About FuzzyClusTeR Home

FuzzyClusTeR analyzes the distribution of specified sequence patterns in nucleotide sequences and enables the study of both classical tandem repeats and diffuse repeat clusters, in which related motifs occur nearby without forming continuous arrays. The algorithm identifies occurrences of a given motif and its reverse complement separately in linear sequences, determines inter-repeat intervals, and detects repeat clusters.

Different parameter settings allow the identification of diffuse (fuzzy) clusters as well as tandem perfect or interrupted repeat clusters.

Patterns

Custom or predefined (telomeric) patterns can be searched within the input sequences.

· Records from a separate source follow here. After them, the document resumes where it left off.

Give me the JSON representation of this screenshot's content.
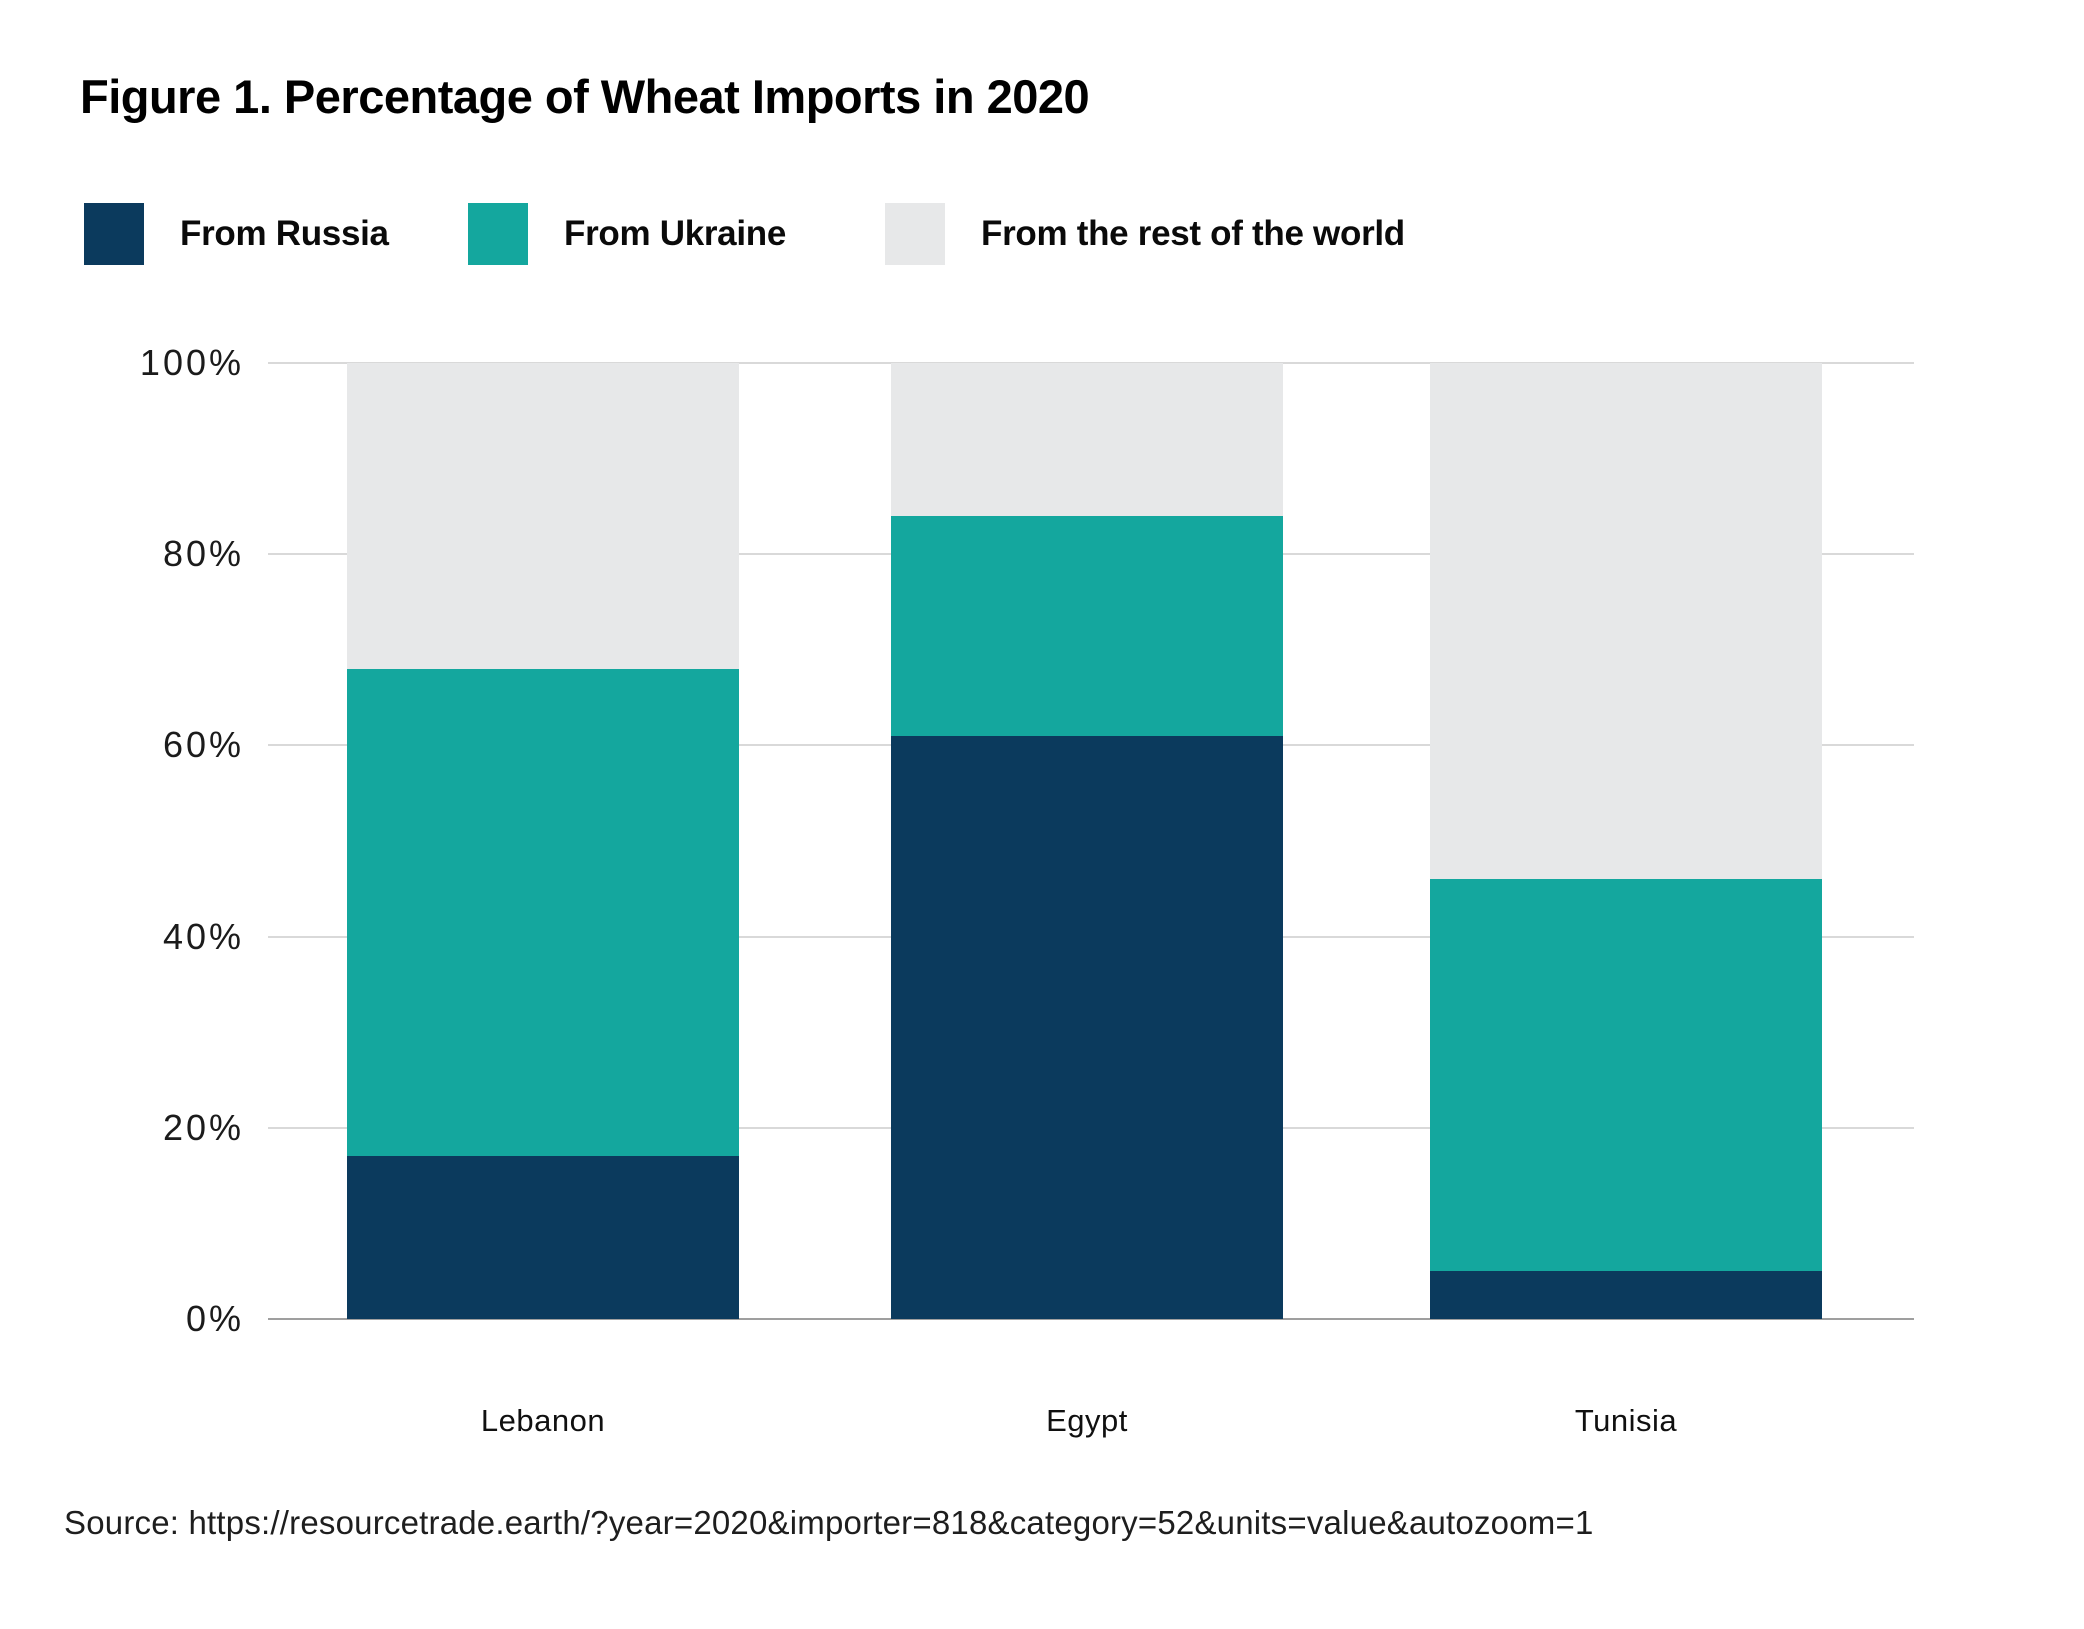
{
  "figure": {
    "title": "Figure 1. Percentage of Wheat Imports in 2020",
    "source": "Source: https://resourcetrade.earth/?year=2020&importer=818&category=52&units=value&autozoom=1"
  },
  "legend": [
    {
      "label": "From Russia",
      "color": "#0b3a5d"
    },
    {
      "label": "From Ukraine",
      "color": "#14a79e"
    },
    {
      "label": "From the rest of the world",
      "color": "#e7e8e9"
    }
  ],
  "chart_data": {
    "type": "bar",
    "stacked": true,
    "title": "Figure 1. Percentage of Wheat Imports in 2020",
    "categories": [
      "Lebanon",
      "Egypt",
      "Tunisia"
    ],
    "series": [
      {
        "name": "From Russia",
        "color": "#0b3a5d",
        "values": [
          17,
          61,
          5
        ]
      },
      {
        "name": "From Ukraine",
        "color": "#14a79e",
        "values": [
          51,
          23,
          41
        ]
      },
      {
        "name": "From the rest of the world",
        "color": "#e7e8e9",
        "values": [
          32,
          16,
          54
        ]
      }
    ],
    "xlabel": "",
    "ylabel": "",
    "ylim": [
      0,
      100
    ],
    "yticks": [
      "0%",
      "20%",
      "40%",
      "60%",
      "80%",
      "100%"
    ],
    "grid": true,
    "gridline_color": "#d9d9d9",
    "axis_line_color": "#9f9f9f",
    "legend_position": "top"
  }
}
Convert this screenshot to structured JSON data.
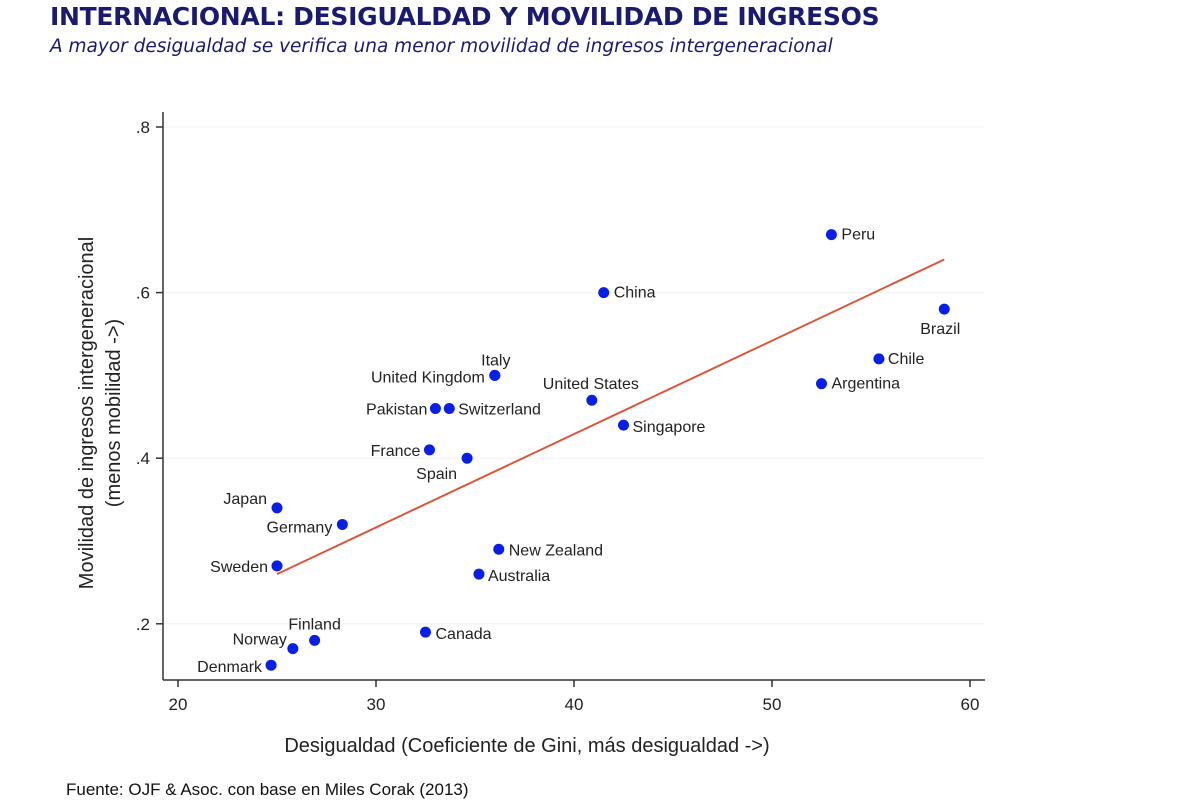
{
  "header": {
    "title": "INTERNACIONAL: DESIGUALDAD Y MOVILIDAD DE INGRESOS",
    "subtitle": "A mayor desigualdad se verifica una menor movilidad de ingresos intergeneracional"
  },
  "footer": {
    "source": "Fuente: OJF & Asoc. con base en Miles Corak (2013)"
  },
  "colors": {
    "point": "#0a1fe6",
    "fit_line": "#d9573a",
    "title": "#1a1a6e"
  },
  "chart_data": {
    "type": "scatter",
    "xlabel": "Desigualdad (Coeficiente de Gini, más desigualdad ->)",
    "ylabel": [
      "Movilidad de ingresos intergeneracional",
      "(menos mobilidad ->)"
    ],
    "xlim": [
      19,
      61
    ],
    "ylim": [
      0.13,
      0.83
    ],
    "xticks": [
      20,
      30,
      40,
      50,
      60
    ],
    "xtick_labels": [
      "20",
      "30",
      "40",
      "50",
      "60"
    ],
    "yticks": [
      0.2,
      0.4,
      0.6,
      0.8
    ],
    "ytick_labels": [
      ".2",
      ".4",
      ".6",
      ".8"
    ],
    "grid": true,
    "points": [
      {
        "label": "Peru",
        "x": 53.0,
        "y": 0.67
      },
      {
        "label": "China",
        "x": 41.5,
        "y": 0.6
      },
      {
        "label": "Brazil",
        "x": 58.7,
        "y": 0.58
      },
      {
        "label": "Chile",
        "x": 55.4,
        "y": 0.52
      },
      {
        "label": "Argentina",
        "x": 52.5,
        "y": 0.49
      },
      {
        "label": "Italy",
        "x": 36.0,
        "y": 0.5
      },
      {
        "label": "United Kingdom",
        "x": 36.0,
        "y": 0.5
      },
      {
        "label": "United States",
        "x": 40.9,
        "y": 0.47
      },
      {
        "label": "Pakistan",
        "x": 33.0,
        "y": 0.46
      },
      {
        "label": "Switzerland",
        "x": 33.7,
        "y": 0.46
      },
      {
        "label": "Singapore",
        "x": 42.5,
        "y": 0.44
      },
      {
        "label": "France",
        "x": 32.7,
        "y": 0.41
      },
      {
        "label": "Spain",
        "x": 34.6,
        "y": 0.4
      },
      {
        "label": "Japan",
        "x": 25.0,
        "y": 0.34
      },
      {
        "label": "Germany",
        "x": 28.3,
        "y": 0.32
      },
      {
        "label": "New Zealand",
        "x": 36.2,
        "y": 0.29
      },
      {
        "label": "Sweden",
        "x": 25.0,
        "y": 0.27
      },
      {
        "label": "Australia",
        "x": 35.2,
        "y": 0.26
      },
      {
        "label": "Canada",
        "x": 32.5,
        "y": 0.19
      },
      {
        "label": "Finland",
        "x": 26.9,
        "y": 0.18
      },
      {
        "label": "Norway",
        "x": 25.8,
        "y": 0.17
      },
      {
        "label": "Denmark",
        "x": 24.7,
        "y": 0.15
      }
    ],
    "fit_line": {
      "x": [
        25.0,
        58.7
      ],
      "y": [
        0.26,
        0.64
      ]
    }
  }
}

TTAGGG – perfect TTAGGG telomeric repeats and their complement CCCTAA.

FuzzyTel – a composite pattern including the most common telomeric repeat variants.

T{1,2}A{0,1}G{3,5}|T{1,2}\D{1}A{1}G{3,5}|T{2}A{1}G{2}
C{3,5}T{0,1}A{1,2}|C{3,5}T{1}\D{1}A{1,2}|C{2}T{1}A{2}

Custom pattern – can be specified using the “Custom pattern” option. Multiple motifs can be provided using the "|" symbol (up to three motifs).

Examples: TCACCC (single motif), TCAGG|TCACG (multiple motifs). We recommend keeping motifs in a multiple-pattern query similar in length. Custom motifs 3 to 30 nucleotides long are supported.

Sequences and files

FASTA files up to 250 Mb can be uploaded. Alternatively, a nucleotide sequence (up to 10,000 characters) can be entered directly in the “Sequence” field. Standard IUPAC nucleotide codes are supported. Degenerate letters are considered for loop-length determination but are not used for pattern matching.

Supported parameters

FuzzyClusTeR supports parameterized identification of repeat clusters defined by different sequence patterns. Users can adjust the Loop size, Cluster Score, Score Significance Ratio (SSR), and the minimum number of repeat units per cluster.

Cluster Score – reflects the density of repeats within an identified cluster.

Loop – the inter-repeat interval used in the clustering algorithm and for visualization.

SSR – the ratio between the theoretical Cluster Score and the observed Cluster Score.

Repeats – the minimum number of repeat units required to define a cluster.

Genomes

FuzzyClusTeR currently supports two versions of the human genome: GRCh38.p14 and T2T-CHM13v2.0. Analyses are performed at the chromosome level.

Smaller linear genomes (files less than 250 Mb and not exceeding 17 sequences) can be uploaded using the “Upload File” option.

Please contact us if you would like to submit a batch job for a larger genome, analyze files larger than 250 Mb, or search for more complex patterns.

Output

FuzzyClusTeR generates CSV files containing individual pattern hits (repeatsF.csv and repeatsR.csv) and identified repeat clusters (clustersF.csv and clustersR.csv).

In addition, the server produces graphical outputs including loop length distribution maps (Loops_map), loop length histograms (Loops_hist), and cluster distribution maps (Clusters_map).